TEHRAN - One of Iran's most prominent dissidents, Ebrahim Yazdi, announced Tuesday that he would stand in the June presidential election, but only on the condition that powerful hardliners resign and political prisoners are freed from jail.
"I will run for presidency if members of the Guardians Council resign," the head of the banned Iran Freedom Movement told reporters.
The Guardians Council, an unelected 12-member body controlled by hardliners, holds the power to screen all legislation and candidates for parliament or the presidency.
Prior to the February 2004 parliament elections, the Council barred thousands of candidates from standing - most of them reformists.
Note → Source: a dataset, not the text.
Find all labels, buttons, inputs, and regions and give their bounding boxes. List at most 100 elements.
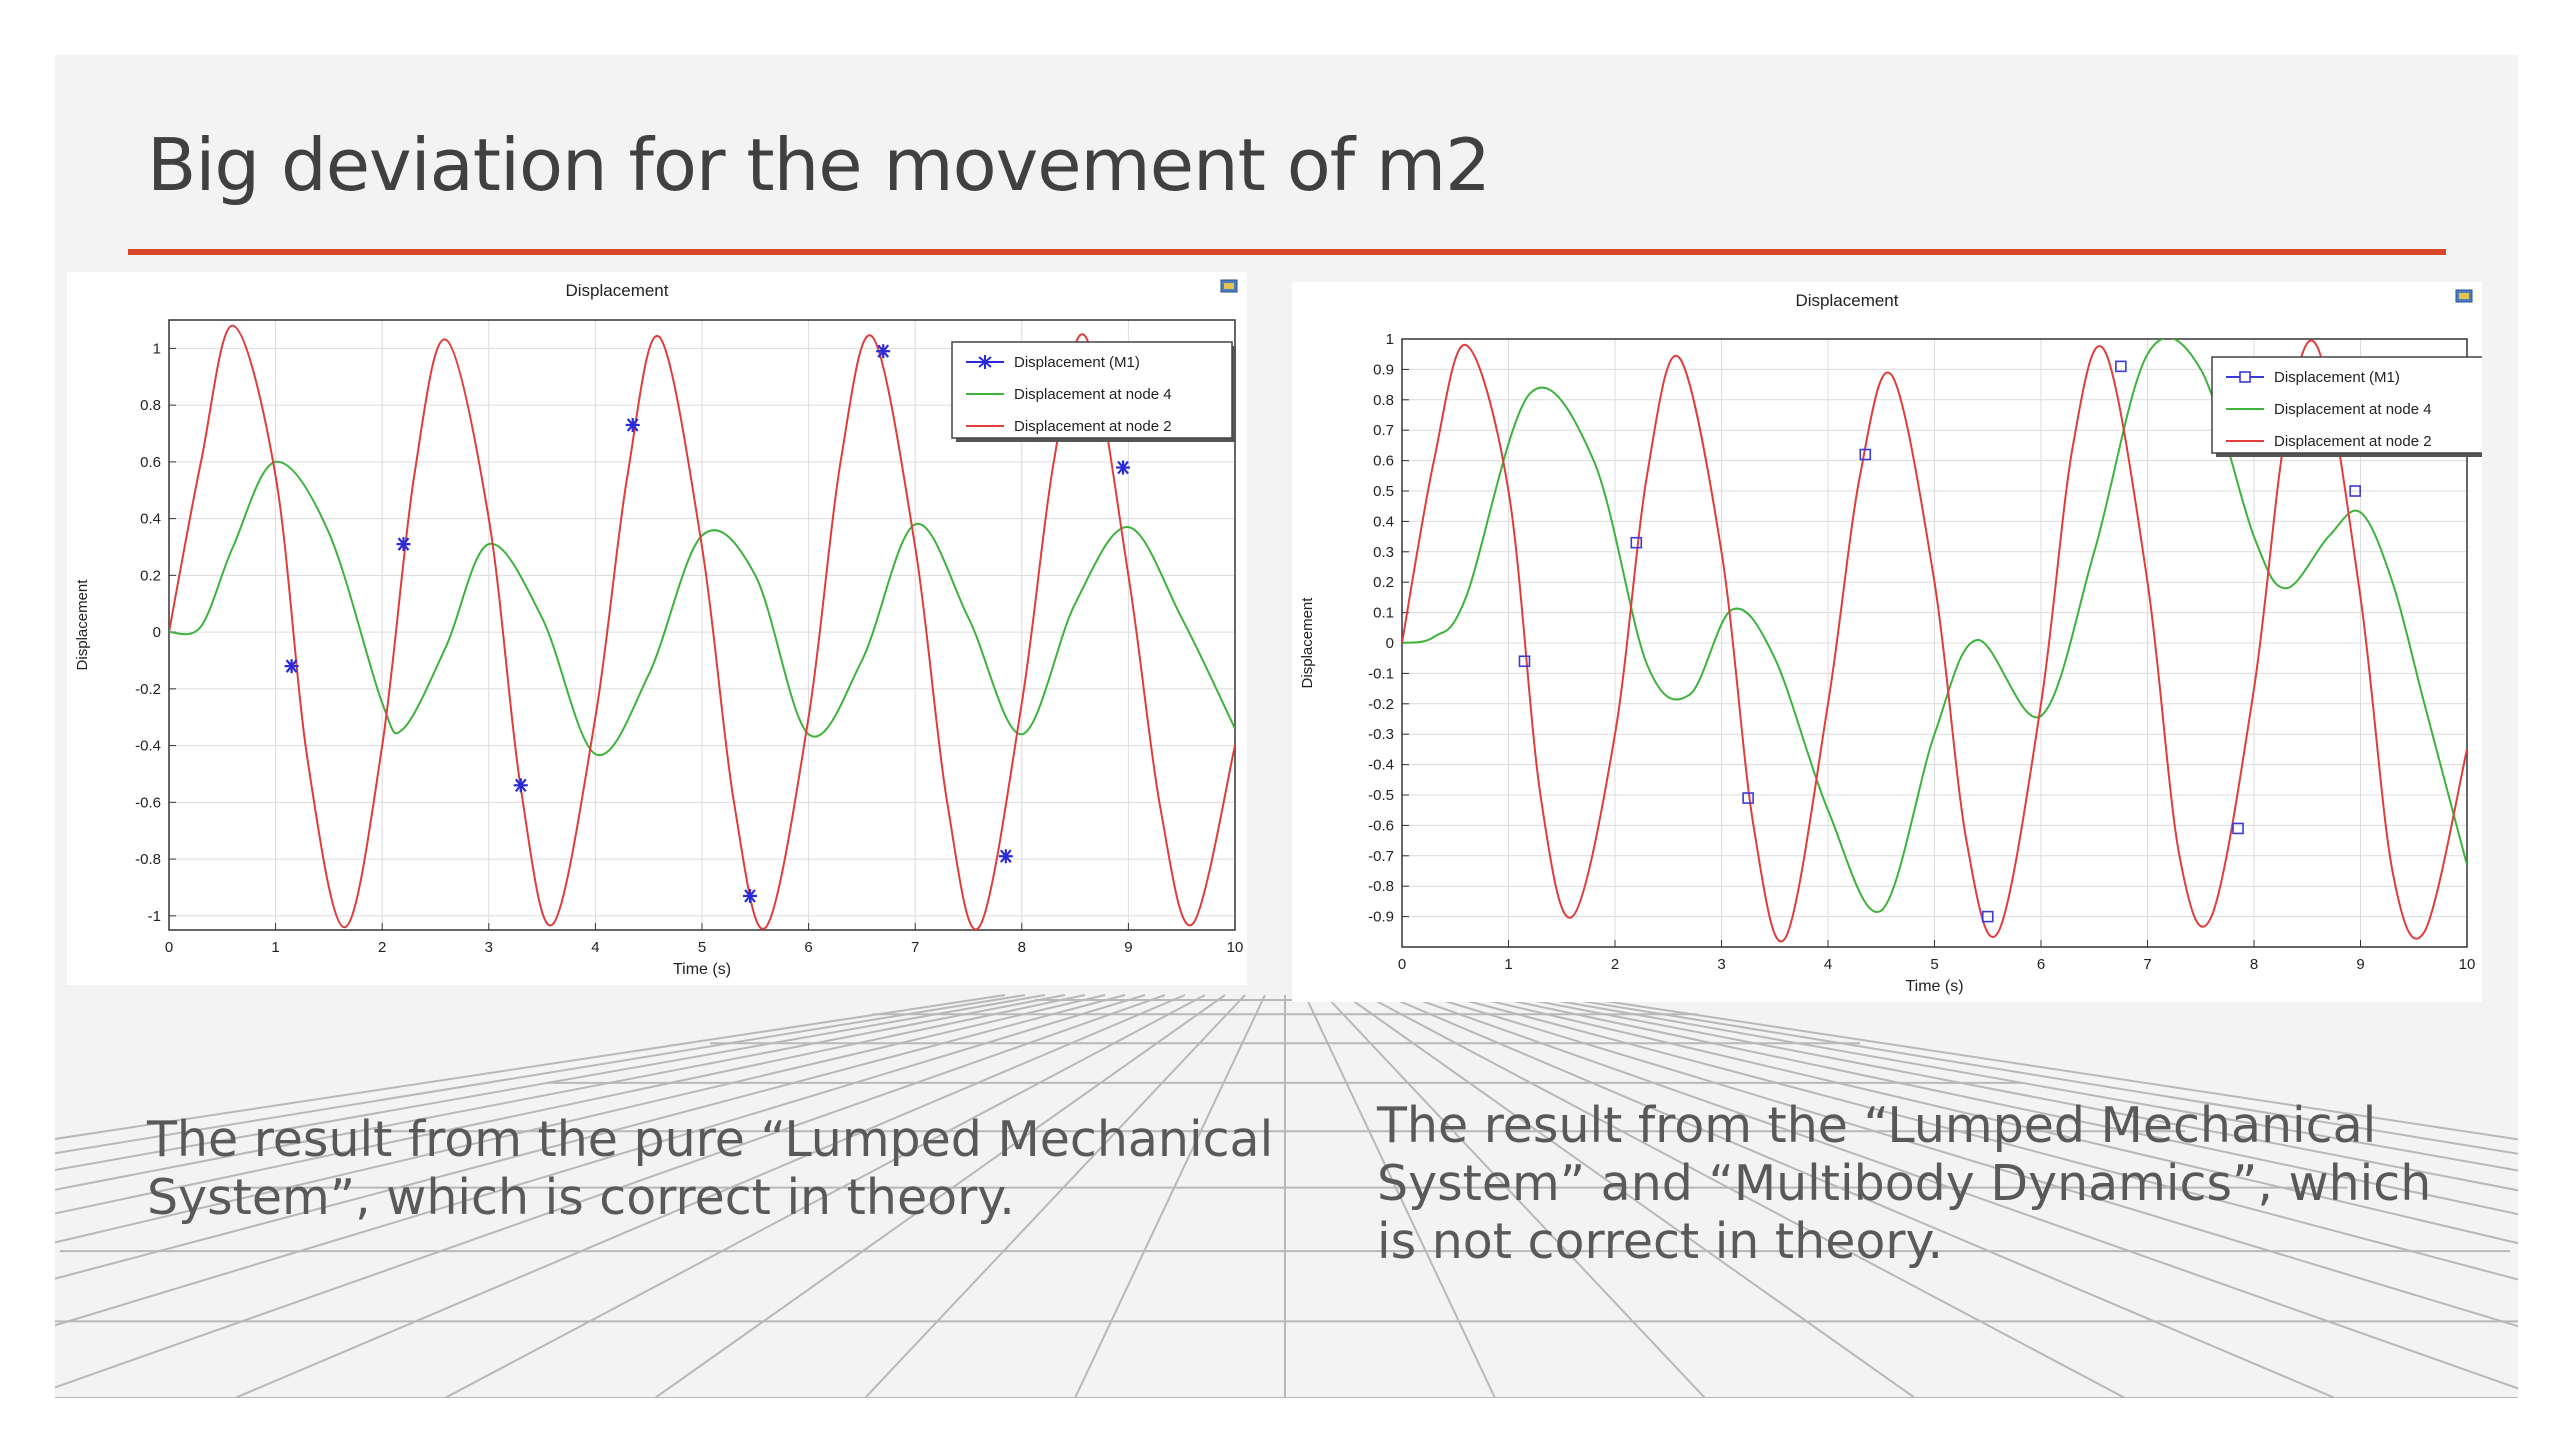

"These people have been unjust and are not competent to be there," the 73-year-old dissident said.
"Pressure on political activists and the press must stop and all political prisoners must also be freed," he added.
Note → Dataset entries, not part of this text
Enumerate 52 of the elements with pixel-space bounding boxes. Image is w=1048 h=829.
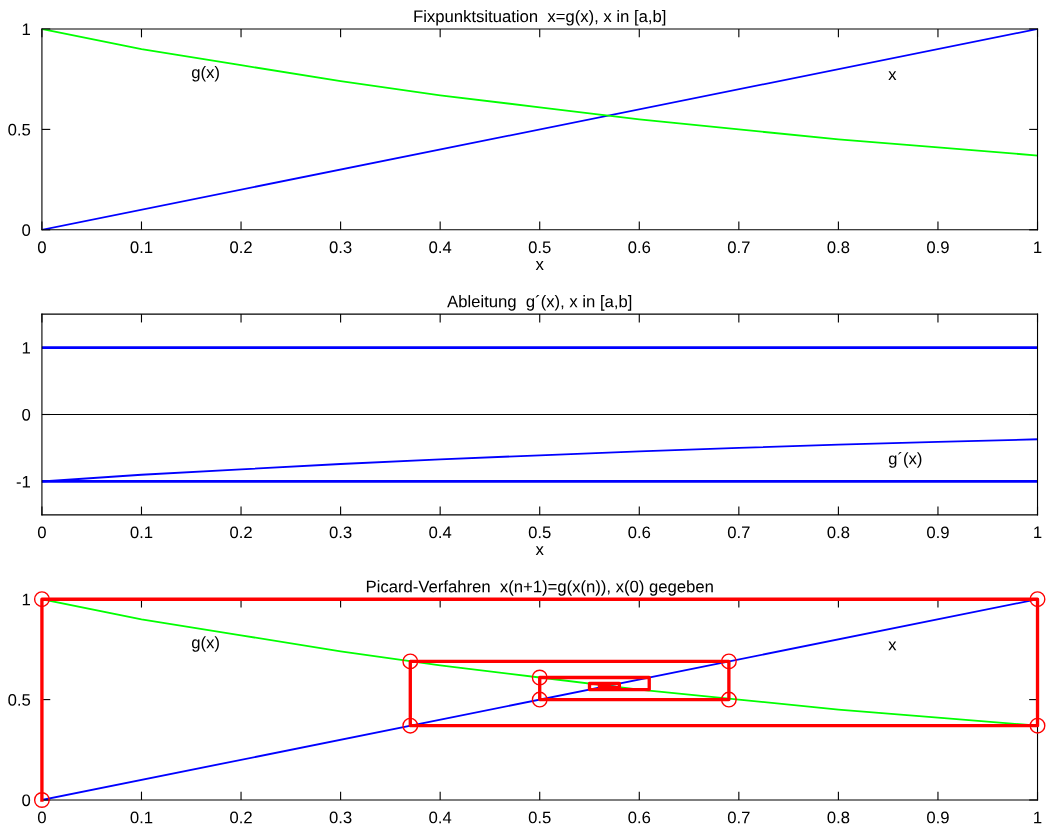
x-tick-label: 0.5	[528, 526, 551, 539]
series-label: g(x)	[191, 636, 219, 652]
x-tick-label: 0.9	[927, 811, 949, 824]
y-tick-label: 0.5	[8, 123, 31, 136]
series-label: g´(x)	[888, 452, 922, 468]
x-tick-label: 0.8	[827, 526, 850, 539]
x-tick-label: 1	[1034, 526, 1042, 539]
y-tick-label: 1	[22, 593, 30, 606]
x-tick-label: 0	[37, 241, 46, 254]
x-tick-label: 0	[37, 526, 46, 539]
x-tick-label: 0.4	[429, 526, 452, 539]
x-tick-label: 0.3	[329, 526, 352, 539]
y-tick-label: 0	[22, 794, 31, 807]
y-tick-label: 1	[22, 342, 30, 354]
x-tick-label: 0.7	[727, 526, 750, 539]
x-tick-label: 0.6	[628, 526, 651, 539]
x-tick-label: 0	[37, 811, 46, 824]
chart-title: Picard-Verfahren x(n+1)=g(x(n)), x(0) gegeben	[366, 580, 713, 596]
y-tick-label: -1	[16, 476, 30, 488]
y-tick-label: 0	[22, 408, 31, 421]
y-tick-label: 0.5	[8, 694, 31, 706]
series-label: g(x)	[191, 66, 219, 82]
x-tick-label: 0.1	[130, 526, 153, 539]
x-tick-label: 0.5	[528, 811, 551, 824]
x-tick-label: 0.4	[429, 241, 452, 254]
series-label: x	[888, 71, 897, 81]
x-tick-label: 0.9	[927, 526, 949, 539]
x-tick-label: 0.1	[130, 241, 153, 254]
chart-title: Fixpunktsituation x=g(x), x in [a,b]	[414, 9, 666, 26]
x-tick-label: 0.9	[927, 241, 949, 254]
x-tick-label: 0.1	[130, 811, 153, 824]
x-tick-label: 0.6	[628, 241, 651, 254]
x-axis-title: x	[535, 261, 544, 270]
x-tick-label: 0.7	[727, 241, 750, 254]
x-tick-label: 0.3	[329, 811, 352, 824]
x-tick-label: 0.4	[429, 811, 452, 824]
x-tick-label: 1	[1034, 241, 1042, 253]
x-tick-label: 0.8	[827, 811, 850, 824]
x-tick-label: 0.2	[230, 811, 252, 824]
series-label: x	[888, 641, 897, 651]
x-tick-label: 0.8	[827, 241, 850, 254]
x-axis-title: x	[535, 546, 544, 555]
x-tick-label: 0.5	[528, 241, 551, 254]
chart-title: Ableitung g´(x), x in [a,b]	[447, 294, 632, 311]
y-tick-label: 0	[22, 224, 31, 236]
x-tick-label: 0.3	[329, 241, 352, 254]
x-tick-label: 1	[1034, 811, 1042, 824]
x-tick-label: 0.2	[230, 241, 252, 254]
x-tick-label: 0.2	[230, 526, 252, 539]
x-tick-label: 0.6	[628, 811, 651, 824]
x-tick-label: 0.7	[727, 811, 750, 824]
y-tick-label: 1	[22, 23, 30, 36]
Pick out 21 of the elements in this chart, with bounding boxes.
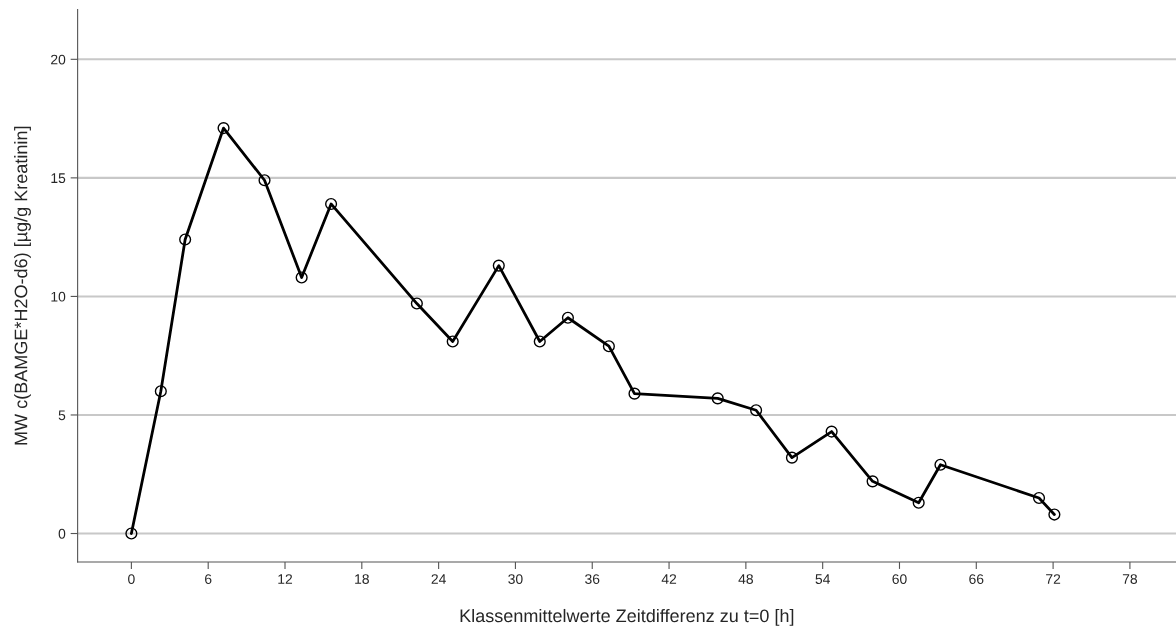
x-tick-label: 60 xyxy=(892,574,907,584)
y-axis-title: MW c(BAMGE*H2O-d6) [µg/g Kreatinin] xyxy=(14,126,31,445)
x-tick-label: 36 xyxy=(585,574,600,584)
y-tick-label: 15 xyxy=(51,173,66,184)
x-tick-label: 6 xyxy=(205,574,212,584)
x-tick-label: 48 xyxy=(738,574,753,584)
x-tick-label: 66 xyxy=(969,574,984,584)
y-tick-label: 5 xyxy=(58,410,66,421)
y-tick-label: 0 xyxy=(58,528,66,539)
x-tick-label: 54 xyxy=(815,574,830,584)
x-tick-label: 42 xyxy=(661,574,677,584)
y-tick-label: 10 xyxy=(51,291,66,302)
x-tick-label: 12 xyxy=(278,574,293,584)
x-tick-label: 78 xyxy=(1122,574,1138,584)
x-tick-label: 0 xyxy=(128,574,135,584)
x-axis-title: Klassenmittelwerte Zeitdifferenz zu t=0 [h] xyxy=(460,608,794,626)
x-tick-label: 18 xyxy=(355,574,369,584)
x-tick-label: 72 xyxy=(1046,574,1061,584)
x-tick-label: 30 xyxy=(508,574,523,584)
x-tick-label: 24 xyxy=(431,574,446,584)
y-tick-label: 20 xyxy=(51,54,66,65)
Yazdi is currently facing charges of seeking to overthrow the Islamic regime, and is a figure the Guardians Council would be highly unlikely to approve as a presidential candidate in the June 17 polls.
He was a close aide to Iran's revolutionary leader Ayatollah Ruhollah Khomeini during his final years in exile in 1978 in France, and served as foreign minister in the provisional government of Mehdi Bazargan.
The Iran Freedom Movement, founded in the 1960s by Bazargan, is a liberal nationalist opposition movement seen as close to Iran's reformers.
The group was tolerated until 2001 but is now banned in Iran because it questions certain principles of the Islamic Republic.